This is the main tutorial notebook. It is intended to introduce the basic machinery and how it is used.

First, let's import everything we need.

In [47]:
# import packages
%matplotlib inline
import numpy as np
import math
import sys
# sys.path.append('.')  # or full path to CompSep
np.math = math  # Redirect numpy.math to the built-in math module

import denoising
import importlib
denoising = importlib.reload(denoising)
import utils
utils = importlib.reload(utils)

Here we import the data. Since this is simulation data of log column density (in units of $1/cm^3$). If the data is already preprocessed, you can just import it as is.

In [48]:
# Load the column density map from file
logN_H = np.load('Archive/Turb_3.npy')[1]  
# logN_H = utils.downsample_by_four(logN_H)
nx, ny = logN_H.shape

# Define constant dust temperature
T_d = 10  # Typical Planck dust temperature in K

# int_val = []
# for nu in nu_list:
#     int_val.append(np.mean(modified_blackbody(logN_H, T_d, nu*1e9)))
# int_val = np.array(int_val)

# Observation frequency (e.g., 353 GHz in Hz)
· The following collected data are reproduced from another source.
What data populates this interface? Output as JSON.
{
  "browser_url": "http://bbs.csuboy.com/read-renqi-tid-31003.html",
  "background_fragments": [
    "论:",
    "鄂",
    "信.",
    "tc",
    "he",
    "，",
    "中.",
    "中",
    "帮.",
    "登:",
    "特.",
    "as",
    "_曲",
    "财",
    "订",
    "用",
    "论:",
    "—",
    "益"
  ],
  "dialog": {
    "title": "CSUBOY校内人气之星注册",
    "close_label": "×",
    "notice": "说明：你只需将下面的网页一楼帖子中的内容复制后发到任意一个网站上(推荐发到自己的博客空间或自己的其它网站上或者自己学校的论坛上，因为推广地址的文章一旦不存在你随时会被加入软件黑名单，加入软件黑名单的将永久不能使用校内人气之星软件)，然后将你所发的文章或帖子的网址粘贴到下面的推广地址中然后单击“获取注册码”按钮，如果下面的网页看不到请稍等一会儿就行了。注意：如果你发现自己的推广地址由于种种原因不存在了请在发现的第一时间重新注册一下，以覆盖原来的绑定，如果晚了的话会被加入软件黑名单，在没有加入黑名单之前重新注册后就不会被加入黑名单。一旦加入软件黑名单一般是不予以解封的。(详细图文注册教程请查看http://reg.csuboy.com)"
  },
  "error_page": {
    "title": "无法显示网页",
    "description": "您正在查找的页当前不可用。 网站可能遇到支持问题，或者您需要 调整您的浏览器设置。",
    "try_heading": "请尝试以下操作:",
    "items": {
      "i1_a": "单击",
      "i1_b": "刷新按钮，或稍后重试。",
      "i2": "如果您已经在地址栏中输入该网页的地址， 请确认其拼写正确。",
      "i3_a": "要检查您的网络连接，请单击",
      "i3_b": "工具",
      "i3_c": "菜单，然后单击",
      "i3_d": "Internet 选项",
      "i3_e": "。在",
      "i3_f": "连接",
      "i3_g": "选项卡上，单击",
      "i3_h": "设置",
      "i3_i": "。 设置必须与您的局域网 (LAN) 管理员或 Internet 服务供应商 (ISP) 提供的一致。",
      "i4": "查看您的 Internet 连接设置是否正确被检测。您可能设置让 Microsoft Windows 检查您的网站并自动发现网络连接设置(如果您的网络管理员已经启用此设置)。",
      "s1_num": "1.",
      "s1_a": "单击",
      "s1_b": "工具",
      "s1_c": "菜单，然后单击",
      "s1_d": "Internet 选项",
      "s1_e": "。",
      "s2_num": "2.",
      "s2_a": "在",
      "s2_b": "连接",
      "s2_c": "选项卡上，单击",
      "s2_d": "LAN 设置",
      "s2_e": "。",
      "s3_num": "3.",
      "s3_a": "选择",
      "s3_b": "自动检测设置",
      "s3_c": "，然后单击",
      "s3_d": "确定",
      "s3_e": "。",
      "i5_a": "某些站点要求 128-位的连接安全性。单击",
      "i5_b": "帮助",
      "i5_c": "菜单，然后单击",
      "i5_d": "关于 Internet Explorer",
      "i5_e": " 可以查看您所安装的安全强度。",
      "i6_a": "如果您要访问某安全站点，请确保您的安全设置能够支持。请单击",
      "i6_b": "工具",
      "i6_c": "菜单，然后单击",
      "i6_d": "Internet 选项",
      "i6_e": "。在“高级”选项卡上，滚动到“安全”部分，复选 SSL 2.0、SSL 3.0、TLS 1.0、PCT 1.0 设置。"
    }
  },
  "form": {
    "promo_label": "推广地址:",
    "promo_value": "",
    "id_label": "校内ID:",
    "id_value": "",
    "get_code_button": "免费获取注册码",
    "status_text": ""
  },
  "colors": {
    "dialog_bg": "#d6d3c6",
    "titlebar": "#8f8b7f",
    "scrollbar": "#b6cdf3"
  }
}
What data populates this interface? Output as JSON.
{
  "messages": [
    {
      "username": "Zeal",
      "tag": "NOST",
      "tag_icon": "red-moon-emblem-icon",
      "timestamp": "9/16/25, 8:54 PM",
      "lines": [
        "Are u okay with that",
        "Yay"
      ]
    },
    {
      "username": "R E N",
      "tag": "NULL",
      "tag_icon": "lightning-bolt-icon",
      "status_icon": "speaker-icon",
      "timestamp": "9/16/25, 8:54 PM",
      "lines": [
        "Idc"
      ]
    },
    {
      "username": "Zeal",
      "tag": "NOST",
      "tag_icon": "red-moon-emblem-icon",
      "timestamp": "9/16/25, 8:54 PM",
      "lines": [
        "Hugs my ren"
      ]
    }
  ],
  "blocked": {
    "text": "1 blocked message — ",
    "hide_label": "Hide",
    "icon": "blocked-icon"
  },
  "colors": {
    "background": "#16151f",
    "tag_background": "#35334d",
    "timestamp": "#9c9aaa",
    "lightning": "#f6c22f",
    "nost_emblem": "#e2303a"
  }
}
# Compute the mock observed intensity map in μK_CMB
nu = (217,353)
# I_nu_map_μK_nu1 = utils.modified_blackbody(logN_H, T_d, nu[0]*1e9)
# I_nu_map_μK_nu2 = utils.modified_blackbody(logN_H, T_d, nu[1]*1e9)
alpha_1 = utils.MBB_factor(T_d, nu[0]*1e9)
alpha_2 = utils.MBB_factor(T_d, nu[1]*1e9)
I_nu_map_μK_nu1 = 10**logN_H*alpha_1
I_nu_map_μK_nu2 = 10**logN_H*alpha_2

I_nu_map_μK = (I_nu_map_μK_nu1, I_nu_map_μK_nu2)

The arrays that we work with need to have dimension `(1, H, W)`.
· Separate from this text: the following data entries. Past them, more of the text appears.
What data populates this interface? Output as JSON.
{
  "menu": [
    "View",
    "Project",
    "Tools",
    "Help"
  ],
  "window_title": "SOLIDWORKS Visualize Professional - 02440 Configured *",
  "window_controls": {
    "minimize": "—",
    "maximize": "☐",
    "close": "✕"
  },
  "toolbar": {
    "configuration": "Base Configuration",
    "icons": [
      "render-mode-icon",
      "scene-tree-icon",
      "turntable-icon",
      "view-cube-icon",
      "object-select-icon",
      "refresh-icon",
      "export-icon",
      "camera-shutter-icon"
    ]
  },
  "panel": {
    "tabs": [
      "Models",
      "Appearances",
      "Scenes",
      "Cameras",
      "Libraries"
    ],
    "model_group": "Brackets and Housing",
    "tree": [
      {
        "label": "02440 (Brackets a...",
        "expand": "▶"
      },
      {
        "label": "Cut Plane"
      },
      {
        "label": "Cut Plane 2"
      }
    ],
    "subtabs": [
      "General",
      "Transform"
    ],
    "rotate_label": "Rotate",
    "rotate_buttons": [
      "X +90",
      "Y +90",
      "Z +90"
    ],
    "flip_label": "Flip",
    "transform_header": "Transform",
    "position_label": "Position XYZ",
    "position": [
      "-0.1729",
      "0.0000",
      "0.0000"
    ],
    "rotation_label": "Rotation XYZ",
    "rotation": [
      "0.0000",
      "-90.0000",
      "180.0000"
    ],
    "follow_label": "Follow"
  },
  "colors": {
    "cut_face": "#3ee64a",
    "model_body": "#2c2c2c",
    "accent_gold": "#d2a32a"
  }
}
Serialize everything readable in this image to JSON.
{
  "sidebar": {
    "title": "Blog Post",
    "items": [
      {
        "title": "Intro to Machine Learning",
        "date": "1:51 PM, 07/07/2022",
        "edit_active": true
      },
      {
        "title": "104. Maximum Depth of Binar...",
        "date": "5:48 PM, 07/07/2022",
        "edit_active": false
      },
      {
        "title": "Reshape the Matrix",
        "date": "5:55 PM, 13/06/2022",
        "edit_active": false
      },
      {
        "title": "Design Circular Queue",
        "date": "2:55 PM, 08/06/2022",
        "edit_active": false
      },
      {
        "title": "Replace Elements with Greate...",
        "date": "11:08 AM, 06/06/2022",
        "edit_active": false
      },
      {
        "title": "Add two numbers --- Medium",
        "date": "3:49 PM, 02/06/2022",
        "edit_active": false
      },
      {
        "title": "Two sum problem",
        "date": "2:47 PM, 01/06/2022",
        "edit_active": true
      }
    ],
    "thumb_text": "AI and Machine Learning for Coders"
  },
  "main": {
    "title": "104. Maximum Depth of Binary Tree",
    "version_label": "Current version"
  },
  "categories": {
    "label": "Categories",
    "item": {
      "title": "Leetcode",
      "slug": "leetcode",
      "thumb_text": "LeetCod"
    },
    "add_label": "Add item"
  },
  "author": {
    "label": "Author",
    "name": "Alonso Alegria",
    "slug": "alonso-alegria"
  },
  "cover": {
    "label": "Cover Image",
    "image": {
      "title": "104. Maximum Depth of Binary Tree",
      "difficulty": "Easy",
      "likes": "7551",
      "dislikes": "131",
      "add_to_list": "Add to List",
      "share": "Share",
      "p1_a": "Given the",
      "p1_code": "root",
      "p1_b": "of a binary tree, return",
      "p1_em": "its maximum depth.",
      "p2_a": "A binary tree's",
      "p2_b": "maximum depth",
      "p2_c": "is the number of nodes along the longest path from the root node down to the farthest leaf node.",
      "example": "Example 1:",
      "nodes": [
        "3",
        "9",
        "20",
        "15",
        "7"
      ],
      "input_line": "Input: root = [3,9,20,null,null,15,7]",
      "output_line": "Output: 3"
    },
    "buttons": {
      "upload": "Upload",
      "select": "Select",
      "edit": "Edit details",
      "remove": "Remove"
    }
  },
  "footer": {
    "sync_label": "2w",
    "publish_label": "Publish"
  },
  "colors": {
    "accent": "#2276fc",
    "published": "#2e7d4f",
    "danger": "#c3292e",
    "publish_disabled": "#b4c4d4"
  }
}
Now we define tuples of dust which will be our ground truth $s$, white noise, $n$, and finally cmb $c$. For simplicity the CMB here is modelled as a simple Gaussian random field with a falling power law for the power spectrum.

Keep in mind that in general, you can just import your own contamination array, respecting the broadcasting.

In [49]:
# Ensure inputs have shape (1, H, W)
dust_nu1 = I_nu_map_μK_nu1[None, :, :]
dust_nu2 = I_nu_map_μK_nu2[None, :, :]

dust = (dust_nu1, dust_nu2)

# --- CMB Parameters ---
n_realizations = 100
SNR = 1
amplitude = 2.
spectral_index = -1.7

nx, ny = dust_nu1.shape[-2], dust_nu1.shape[-1]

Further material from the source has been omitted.